Japan used to be an extended-family nation led by the Emperor of Japan. Before World War II Japan had an inheritance system in which the oldest son, in exchange for inheriting everything, was expected to care for his parents and family members. Today it has become an issue that elderly people are dying alone due to the creation of nuclear families and population aging; in contemporary society, I feel that nothing is more sorrowful than dying alone. Families have been divided by the postwar equal inheritance system and individualistic education. Children tend to abandon their personal duties and leave the care of their parents up to the social security system. It is not right to leave these personal duties up to the public sector, and the social security system has grown massive and financial problems are occurring. Japan’s wonderful culture was lost after World War II because the U.S. was terrified of the Japanese spirit it saw during the war. During the occupation, it destroyed this spirit so that Japan could never rise again.
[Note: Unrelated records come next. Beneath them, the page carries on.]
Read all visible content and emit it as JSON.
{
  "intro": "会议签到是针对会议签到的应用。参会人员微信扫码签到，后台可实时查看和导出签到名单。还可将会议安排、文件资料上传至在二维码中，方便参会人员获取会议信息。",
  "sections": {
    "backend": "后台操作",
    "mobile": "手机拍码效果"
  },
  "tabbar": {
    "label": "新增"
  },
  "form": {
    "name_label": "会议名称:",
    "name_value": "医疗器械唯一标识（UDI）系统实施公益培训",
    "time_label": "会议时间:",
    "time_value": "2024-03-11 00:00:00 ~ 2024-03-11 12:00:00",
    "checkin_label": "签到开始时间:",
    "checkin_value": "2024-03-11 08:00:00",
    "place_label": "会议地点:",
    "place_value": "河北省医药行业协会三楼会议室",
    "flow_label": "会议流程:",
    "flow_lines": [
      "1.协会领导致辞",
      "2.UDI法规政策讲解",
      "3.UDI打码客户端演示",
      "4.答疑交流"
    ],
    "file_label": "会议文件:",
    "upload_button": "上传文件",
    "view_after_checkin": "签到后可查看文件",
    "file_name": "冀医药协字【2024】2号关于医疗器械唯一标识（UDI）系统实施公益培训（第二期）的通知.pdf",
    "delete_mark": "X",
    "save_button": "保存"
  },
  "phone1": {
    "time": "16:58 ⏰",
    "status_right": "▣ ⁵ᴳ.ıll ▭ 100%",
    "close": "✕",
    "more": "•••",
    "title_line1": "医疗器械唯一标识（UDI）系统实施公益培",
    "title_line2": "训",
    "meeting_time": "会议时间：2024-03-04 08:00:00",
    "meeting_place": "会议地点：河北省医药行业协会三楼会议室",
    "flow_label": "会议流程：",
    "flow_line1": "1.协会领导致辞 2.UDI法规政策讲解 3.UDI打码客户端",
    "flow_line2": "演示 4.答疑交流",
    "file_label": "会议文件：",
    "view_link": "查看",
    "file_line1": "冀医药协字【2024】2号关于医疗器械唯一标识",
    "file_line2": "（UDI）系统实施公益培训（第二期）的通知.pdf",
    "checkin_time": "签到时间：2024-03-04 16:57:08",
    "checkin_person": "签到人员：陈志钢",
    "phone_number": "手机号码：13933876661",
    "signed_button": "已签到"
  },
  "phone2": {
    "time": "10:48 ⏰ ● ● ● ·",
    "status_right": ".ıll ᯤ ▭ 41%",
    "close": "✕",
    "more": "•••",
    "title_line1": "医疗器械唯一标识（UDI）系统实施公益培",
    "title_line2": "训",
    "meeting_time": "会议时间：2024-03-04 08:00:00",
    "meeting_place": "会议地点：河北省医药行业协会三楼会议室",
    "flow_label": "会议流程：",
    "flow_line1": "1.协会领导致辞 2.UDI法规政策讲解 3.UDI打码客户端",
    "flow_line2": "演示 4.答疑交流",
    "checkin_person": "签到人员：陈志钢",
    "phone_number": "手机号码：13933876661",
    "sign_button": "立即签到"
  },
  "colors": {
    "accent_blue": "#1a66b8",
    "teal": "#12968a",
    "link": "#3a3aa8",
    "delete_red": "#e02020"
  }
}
Since the second Abe administration was inaugurated in December 2012, it has shown a certain amount of consideration for our neighboring countries while making dignified assertions regarding Japan’s position to the international community. The government has made major progress by coming to refute fabricated history such as the so-called Nanking Massacre and comfort women issue. The Abe LDP administration won a great victory after dissolving the House of Representatives in November, by which Abe has solidified his internal party foundation and made preparations to be a long-term government. At his press conference at the beginning of the year held on January 5, Abe referred to making a statement to commemorate the 70th anniversary of the end of the war. The U.S. immediately told him to carry on the Murayama Statement. Abe should advocate for the truth – without being bound by the Murayama and Kono Statements – to create a foothold for freeing Japan of the postwar regime while Barack Obama (who became a lame duck when the Republican Party gained a majority in both houses) is president. He should make proper assertions while the weak Obama is in office, and connect these to negotiations with the next president. It is thought that the next president will be a strong one from the Republican Party, so the president will likely understand that Japan must maintain a balance of power with military force for peace and prosperity in East Asia, where the expanding China is located.
Japan’s economic prosperity in the postwar era was thanks to the sacrifices of many heroes who gave their lives for their fatherland. Showing contempt for Japan’s history based on a self-tormenting historical view is the same as showing contempt for our ancestors. On the occasion of the 70th anniversary of the end of the war, people should feel reverence for the war dead at Yasukuni Shrine, once again turn their focus to historical truths, and have pride in their fatherland. To that end I plan to devote efforts to expressing my views, even more so than business.
January 19, 2015 (Monday) 11:00 p.m.